Freeport Indonesia president director Rozik Soetjipto said on Thursday that the company would have to cut its production by 60 percent, since the existing smelting plant it used would not be able to process the company's entire ore output.
He also said that the copper and gold mining giant would have to lay off more than half of the company's employees, or around 16,000 workers. 'If forced, we are ready with production adjustment. However, we don't know how long that can last.
The overhead cost will be huge, and layoffs will happen,' Rozik said over the phone on Thursday.
Currently, Freeport Indonesia delivers 40 percent of its annual production of around 2.5 million tons of copper concentrates to a local smelter belonging to PT Smelting in Gresik, East Java. The company has a 25 percent stake in Smelting, which produces 300,000 tons of copper cathode per year.

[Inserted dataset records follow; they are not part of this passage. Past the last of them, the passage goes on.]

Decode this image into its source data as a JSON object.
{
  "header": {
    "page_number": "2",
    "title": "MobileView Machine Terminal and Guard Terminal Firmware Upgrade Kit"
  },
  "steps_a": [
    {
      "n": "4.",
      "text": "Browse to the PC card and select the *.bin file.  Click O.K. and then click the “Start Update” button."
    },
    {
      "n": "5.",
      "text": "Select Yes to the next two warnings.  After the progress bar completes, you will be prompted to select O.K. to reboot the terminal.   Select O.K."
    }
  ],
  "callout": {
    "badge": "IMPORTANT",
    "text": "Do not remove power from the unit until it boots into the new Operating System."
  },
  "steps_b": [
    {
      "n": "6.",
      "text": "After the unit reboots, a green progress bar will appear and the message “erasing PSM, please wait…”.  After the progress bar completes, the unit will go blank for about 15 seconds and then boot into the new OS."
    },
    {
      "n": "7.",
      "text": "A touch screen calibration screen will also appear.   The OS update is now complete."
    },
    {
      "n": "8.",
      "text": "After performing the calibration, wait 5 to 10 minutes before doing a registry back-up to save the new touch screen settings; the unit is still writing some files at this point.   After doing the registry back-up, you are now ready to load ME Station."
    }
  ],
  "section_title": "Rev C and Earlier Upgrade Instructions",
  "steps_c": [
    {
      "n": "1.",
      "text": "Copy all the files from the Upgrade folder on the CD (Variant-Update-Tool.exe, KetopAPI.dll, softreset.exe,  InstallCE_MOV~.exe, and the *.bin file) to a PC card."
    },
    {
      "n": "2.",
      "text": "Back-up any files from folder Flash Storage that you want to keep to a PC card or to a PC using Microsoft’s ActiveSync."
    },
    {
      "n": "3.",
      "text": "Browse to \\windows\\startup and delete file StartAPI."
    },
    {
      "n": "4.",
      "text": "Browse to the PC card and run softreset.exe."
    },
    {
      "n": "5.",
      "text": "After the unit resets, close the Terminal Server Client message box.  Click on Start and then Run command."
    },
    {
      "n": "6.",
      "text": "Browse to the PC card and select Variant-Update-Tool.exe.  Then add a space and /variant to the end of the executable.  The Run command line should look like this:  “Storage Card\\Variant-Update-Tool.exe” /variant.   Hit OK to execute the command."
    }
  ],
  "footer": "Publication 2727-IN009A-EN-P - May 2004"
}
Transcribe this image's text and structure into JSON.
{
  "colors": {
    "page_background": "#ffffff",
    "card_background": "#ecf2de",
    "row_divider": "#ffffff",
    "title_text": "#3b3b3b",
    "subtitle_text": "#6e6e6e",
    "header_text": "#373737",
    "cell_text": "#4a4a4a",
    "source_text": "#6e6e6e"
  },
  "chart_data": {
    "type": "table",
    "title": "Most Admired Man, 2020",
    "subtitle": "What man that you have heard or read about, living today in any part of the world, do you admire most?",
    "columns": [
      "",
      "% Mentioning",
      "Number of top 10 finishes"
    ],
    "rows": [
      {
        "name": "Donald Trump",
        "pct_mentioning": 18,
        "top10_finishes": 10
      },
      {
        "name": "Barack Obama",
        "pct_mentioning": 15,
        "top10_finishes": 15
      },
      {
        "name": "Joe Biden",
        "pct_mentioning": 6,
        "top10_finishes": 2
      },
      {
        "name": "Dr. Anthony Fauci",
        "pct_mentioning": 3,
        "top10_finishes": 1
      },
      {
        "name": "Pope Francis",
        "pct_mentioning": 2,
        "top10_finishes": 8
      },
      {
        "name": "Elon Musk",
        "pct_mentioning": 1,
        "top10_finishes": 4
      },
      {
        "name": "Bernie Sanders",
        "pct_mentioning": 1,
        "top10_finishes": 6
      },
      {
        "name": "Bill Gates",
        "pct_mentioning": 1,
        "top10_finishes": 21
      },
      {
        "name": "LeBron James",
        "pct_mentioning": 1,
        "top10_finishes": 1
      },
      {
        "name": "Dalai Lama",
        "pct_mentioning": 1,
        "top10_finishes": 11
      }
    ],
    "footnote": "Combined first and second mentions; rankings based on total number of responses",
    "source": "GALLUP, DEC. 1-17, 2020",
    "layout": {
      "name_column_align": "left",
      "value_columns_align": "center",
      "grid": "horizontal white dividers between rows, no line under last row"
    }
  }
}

Rozik said that the 60 percent cut in production would cause a 65 percent drop in its sales, a loss of about US$5 billion a year. The fall in revenue would result in the government missing out on roughly $1.6 billion from taxes, royalties and dividends.
Rozik said that Freeport was petitioning the government to allow it to continue to export its copper concentrates, which the company said had been half-processed to add value.

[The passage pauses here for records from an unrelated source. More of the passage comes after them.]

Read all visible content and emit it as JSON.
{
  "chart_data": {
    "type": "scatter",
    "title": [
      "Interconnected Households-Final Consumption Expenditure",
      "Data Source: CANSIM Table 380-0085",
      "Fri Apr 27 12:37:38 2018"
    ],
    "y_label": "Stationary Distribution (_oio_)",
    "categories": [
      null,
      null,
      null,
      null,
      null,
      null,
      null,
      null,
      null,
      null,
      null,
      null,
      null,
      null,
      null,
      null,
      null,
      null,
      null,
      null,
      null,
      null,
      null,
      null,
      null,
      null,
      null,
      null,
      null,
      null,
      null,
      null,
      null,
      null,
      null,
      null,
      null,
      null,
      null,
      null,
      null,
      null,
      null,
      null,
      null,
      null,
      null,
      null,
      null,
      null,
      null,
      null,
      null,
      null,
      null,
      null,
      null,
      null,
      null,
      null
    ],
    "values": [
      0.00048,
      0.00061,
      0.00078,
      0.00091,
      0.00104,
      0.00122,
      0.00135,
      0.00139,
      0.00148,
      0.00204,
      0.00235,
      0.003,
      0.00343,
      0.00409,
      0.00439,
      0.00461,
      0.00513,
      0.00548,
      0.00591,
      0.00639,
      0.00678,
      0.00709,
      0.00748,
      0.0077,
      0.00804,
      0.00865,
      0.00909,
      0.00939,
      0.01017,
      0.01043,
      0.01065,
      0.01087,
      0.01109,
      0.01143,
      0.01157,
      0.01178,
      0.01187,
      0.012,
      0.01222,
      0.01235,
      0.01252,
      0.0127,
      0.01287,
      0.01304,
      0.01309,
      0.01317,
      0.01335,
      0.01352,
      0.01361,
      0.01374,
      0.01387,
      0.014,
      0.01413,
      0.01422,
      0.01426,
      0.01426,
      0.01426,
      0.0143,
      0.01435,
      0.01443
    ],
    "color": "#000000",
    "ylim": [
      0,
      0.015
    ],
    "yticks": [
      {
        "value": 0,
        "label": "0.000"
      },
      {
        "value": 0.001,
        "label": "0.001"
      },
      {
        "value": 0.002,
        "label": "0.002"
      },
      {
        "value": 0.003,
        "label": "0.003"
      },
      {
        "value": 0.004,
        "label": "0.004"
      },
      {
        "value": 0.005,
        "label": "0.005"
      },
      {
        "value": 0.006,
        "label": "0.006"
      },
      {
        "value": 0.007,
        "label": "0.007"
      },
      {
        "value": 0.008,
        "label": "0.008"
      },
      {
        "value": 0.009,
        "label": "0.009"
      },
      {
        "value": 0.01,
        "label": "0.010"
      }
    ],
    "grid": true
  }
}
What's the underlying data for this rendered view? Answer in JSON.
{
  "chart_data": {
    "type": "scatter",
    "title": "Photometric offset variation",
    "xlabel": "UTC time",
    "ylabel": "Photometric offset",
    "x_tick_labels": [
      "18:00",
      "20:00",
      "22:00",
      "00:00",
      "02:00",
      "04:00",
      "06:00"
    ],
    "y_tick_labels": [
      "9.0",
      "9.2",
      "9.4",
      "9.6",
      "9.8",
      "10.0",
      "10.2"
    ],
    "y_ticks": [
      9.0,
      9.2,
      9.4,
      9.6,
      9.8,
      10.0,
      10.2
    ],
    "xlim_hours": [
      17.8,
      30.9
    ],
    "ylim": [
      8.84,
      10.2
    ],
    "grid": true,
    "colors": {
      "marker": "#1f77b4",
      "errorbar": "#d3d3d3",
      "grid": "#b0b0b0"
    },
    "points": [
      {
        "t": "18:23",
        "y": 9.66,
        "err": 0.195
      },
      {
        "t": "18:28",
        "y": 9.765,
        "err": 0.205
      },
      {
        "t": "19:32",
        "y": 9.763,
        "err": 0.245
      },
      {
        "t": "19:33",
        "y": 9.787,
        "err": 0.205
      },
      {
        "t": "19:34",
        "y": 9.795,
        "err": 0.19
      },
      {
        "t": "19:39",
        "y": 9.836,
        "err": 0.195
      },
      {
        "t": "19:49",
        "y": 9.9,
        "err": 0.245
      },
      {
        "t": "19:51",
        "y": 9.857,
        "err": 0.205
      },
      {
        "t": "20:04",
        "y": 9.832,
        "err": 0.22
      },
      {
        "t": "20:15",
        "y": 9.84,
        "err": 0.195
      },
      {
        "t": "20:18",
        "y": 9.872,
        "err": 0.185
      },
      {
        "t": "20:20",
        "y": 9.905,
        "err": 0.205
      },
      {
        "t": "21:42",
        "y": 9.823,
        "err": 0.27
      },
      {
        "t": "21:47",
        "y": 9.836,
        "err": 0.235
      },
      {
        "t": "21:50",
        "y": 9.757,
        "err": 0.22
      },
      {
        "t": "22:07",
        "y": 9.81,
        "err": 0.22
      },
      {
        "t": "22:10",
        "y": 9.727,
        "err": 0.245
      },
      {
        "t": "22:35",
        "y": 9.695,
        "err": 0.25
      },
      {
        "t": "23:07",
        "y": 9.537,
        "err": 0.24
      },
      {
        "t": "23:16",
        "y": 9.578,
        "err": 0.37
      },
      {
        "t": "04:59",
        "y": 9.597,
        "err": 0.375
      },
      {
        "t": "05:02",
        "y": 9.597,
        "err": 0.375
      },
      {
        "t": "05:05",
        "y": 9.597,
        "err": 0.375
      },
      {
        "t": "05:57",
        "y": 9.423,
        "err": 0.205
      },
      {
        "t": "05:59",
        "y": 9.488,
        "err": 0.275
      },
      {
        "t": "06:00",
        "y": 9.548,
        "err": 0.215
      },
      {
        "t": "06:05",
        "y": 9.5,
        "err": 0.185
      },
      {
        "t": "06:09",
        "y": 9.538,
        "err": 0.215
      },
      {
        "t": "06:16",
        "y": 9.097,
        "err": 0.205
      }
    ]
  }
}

He said that allowing Freeport to export its copper would not breach the law. 'We are trying to convince the government that the impact of this will be tremendous, for the company, government and society,' he said.
Industry players are waiting to see whether the government will fully implement the 2009 Mining Law, which requires mining companies to process their ores domestically before export. The law, which is to go into force Jan. 12 next year, will consequently prohibit the export of unprocessed ore.
The government failed to persuade lawmakers last week to allow an exemption for miners that had shown a commitment to building smelters. The government is still looking for a way to sidestep the law, possibly by adjusting the minimum purity level for processed ores.
Mining companies have known since 2009 that they would have to build smelters to comply with the law, but so far few have.
Indonesia is a major supplier of several minerals needed for industries around the world. Consequently, any ban in ore export will tighten the world's supply and drive up prices, which have been falling due to the weakened global economy.
In anticipation of the ban, large Japanese nickel producers are seeking to increase ore purchases from the Philippines and New Caledonia, Bloomberg reported on Thursday. Sumitomo Metal Mining Co. will secure 40 percent of its imports from the Philippines and 60 percent from New Caledonia. Pacific Metals Co. and Nippon Yakin Kogyo Co. will make similar moves.
'No doubt it's going to be chaos in January if Indonesia stops ore shipments. Because of the concern, we've halted imports from Indonesia from this month through next March,' Nippon Yakin spokesman Yusuke Takahashi said.
Indonesia supplied 44 percent of Japan's nickel ore imports of 4.7 million metric tons last year, trade data quoted by Bloomberg shows. Indonesia also provided more than half of China's nickel ore imports of 65 million tons in 2012, along with 47 percent of the Philippines'.
Three-month futures on the London Metal Exchange rose 0.9 percent to $14,150 a ton at 2:03 p.m. in Tokyo after touching a one-month high of $14,180 yesterday. Prices may average $14,750 a ton in the first quarter and $15,250 in the final, Barclays Plc estimates.